Milford High School Plans New Animal Barn


By Terry Rogers

On Monday, November 19, the Milford School District Board of Education voted unanimously to approve contracts that would allow the construction of a long-anticipated animal barn near the practice soccer field at Milford High School. The animal barn, first proposed to the board approximately three years ago but denied due to the lack of funding for the proposed facility, will provide students with real-life experience regarding animal life cycles and care.

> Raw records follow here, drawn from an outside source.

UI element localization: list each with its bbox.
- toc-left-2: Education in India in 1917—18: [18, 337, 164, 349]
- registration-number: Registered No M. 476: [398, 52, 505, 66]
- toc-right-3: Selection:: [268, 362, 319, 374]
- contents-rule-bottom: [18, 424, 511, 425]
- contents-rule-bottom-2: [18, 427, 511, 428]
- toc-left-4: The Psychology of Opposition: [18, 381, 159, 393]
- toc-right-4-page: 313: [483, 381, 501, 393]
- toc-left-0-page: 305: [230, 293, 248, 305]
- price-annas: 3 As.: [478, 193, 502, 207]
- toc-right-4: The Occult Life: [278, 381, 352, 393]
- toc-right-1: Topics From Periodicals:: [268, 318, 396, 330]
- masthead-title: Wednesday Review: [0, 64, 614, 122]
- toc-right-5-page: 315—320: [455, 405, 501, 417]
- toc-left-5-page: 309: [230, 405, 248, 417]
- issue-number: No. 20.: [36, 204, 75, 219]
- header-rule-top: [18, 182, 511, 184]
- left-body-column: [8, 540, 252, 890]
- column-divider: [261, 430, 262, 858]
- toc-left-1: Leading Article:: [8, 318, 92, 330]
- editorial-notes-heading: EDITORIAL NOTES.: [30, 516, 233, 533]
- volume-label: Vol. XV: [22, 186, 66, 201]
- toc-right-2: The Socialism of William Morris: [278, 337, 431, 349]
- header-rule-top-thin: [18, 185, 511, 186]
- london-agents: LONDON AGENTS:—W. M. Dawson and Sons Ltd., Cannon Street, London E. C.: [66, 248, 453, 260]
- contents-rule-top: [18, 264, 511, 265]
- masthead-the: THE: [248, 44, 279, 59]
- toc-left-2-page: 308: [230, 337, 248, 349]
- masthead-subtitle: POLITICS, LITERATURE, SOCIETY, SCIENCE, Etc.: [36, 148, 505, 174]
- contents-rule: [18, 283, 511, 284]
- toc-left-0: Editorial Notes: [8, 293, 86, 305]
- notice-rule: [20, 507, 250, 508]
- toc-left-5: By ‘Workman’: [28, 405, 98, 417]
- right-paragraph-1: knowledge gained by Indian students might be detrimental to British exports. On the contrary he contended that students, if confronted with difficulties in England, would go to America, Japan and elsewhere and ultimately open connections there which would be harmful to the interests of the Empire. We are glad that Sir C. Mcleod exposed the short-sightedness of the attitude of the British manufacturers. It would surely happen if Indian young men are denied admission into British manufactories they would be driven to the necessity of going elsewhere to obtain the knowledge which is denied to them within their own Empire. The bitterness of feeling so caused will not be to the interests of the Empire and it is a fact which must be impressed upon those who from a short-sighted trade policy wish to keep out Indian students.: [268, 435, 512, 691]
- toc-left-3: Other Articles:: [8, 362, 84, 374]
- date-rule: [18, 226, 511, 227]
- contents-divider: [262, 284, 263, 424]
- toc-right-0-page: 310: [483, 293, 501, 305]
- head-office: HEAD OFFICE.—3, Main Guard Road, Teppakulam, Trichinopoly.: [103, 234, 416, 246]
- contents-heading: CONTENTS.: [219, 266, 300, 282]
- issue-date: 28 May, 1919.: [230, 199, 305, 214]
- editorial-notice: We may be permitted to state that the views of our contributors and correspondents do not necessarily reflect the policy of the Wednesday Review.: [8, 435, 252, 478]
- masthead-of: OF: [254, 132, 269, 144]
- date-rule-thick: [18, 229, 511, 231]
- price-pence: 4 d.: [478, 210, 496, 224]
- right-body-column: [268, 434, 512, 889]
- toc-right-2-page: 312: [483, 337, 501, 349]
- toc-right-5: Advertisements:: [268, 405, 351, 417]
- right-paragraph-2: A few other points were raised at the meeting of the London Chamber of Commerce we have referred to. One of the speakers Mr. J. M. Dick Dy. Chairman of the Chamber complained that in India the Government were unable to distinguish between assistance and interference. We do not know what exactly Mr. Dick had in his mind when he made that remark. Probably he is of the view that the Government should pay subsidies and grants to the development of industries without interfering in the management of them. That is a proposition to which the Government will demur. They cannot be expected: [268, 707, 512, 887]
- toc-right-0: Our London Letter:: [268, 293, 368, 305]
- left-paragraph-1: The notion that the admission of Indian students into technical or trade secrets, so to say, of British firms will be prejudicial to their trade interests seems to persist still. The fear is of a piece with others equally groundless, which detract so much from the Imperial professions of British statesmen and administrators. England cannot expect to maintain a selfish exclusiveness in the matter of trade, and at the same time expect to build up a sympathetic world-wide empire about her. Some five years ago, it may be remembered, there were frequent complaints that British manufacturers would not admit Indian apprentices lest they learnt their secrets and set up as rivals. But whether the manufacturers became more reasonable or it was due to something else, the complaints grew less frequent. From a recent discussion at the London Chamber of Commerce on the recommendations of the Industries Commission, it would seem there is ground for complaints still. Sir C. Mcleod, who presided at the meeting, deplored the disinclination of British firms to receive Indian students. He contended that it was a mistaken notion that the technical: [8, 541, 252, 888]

Delmarva Pole Building Supply will construct the animal barn at a cost of just over $87,000, while Kent Construction was awarded the contract for storm drainage required under DNREC regulations. The cost for the storm drainage will be approximately $73,000. After electric and water has been installed in the barn the full cost of the product will be just under $600,000. State representatives from the Milford area, including Representatives Dave Wilson and Harvey Kenton, along with Senator Gary Simpson, have secured grant funding to help offset the costs of constructing the animal barn.

“Agricultural classes are meant to be hands on,” said Judith Bruns, Animal Science teacher and advisor to the Future Farmers of America (FFA) at Milford High School. “In all other agriculture classes, such as plant studies, students are able to get hands on experience. This barn will allow those students to learn directly with the animals and not just by sitting in a classroom or reading a textbook.”

The plan is to keep lambs and sheep in the animal barn year round so that students are able to follow the life cycle of the animal from birth through end-of-life. In addition, members of the FFA raise pigs that the club purchases from a local auction, raising them to show at the Delaware State Fair. After the fair, the pigs are sold and the profits returned to the FFA. Bruns explained that there are usually very little profits, and this is another learning experience for the students.

“Students see how much it costs for feed, how much it costs for maintenance and they learn that you don’t make much money with ten pigs, that you need hundreds or thousands to turn a profit,” Bruns explained.

Although construction of the barn is expected to be completed by spring, other necessary components, such as water, electric, fire alarms and a gravel access road will not be finished until later in the year. This means that the FFA will continue to house the pigs shown at the 2013 Delaware State Fair at the farm owned by Bruns’ parents. The new barn will be available for students to prepare for the 2014 fair. Other departments will also use the barn, Bruns said, as biology or other science classes will benefit from having a location to perform lab exercises to give students a hands-on experience.

“You can talk about this stuff in the classroom, but this provides a totally new experience for students,” Bruns said.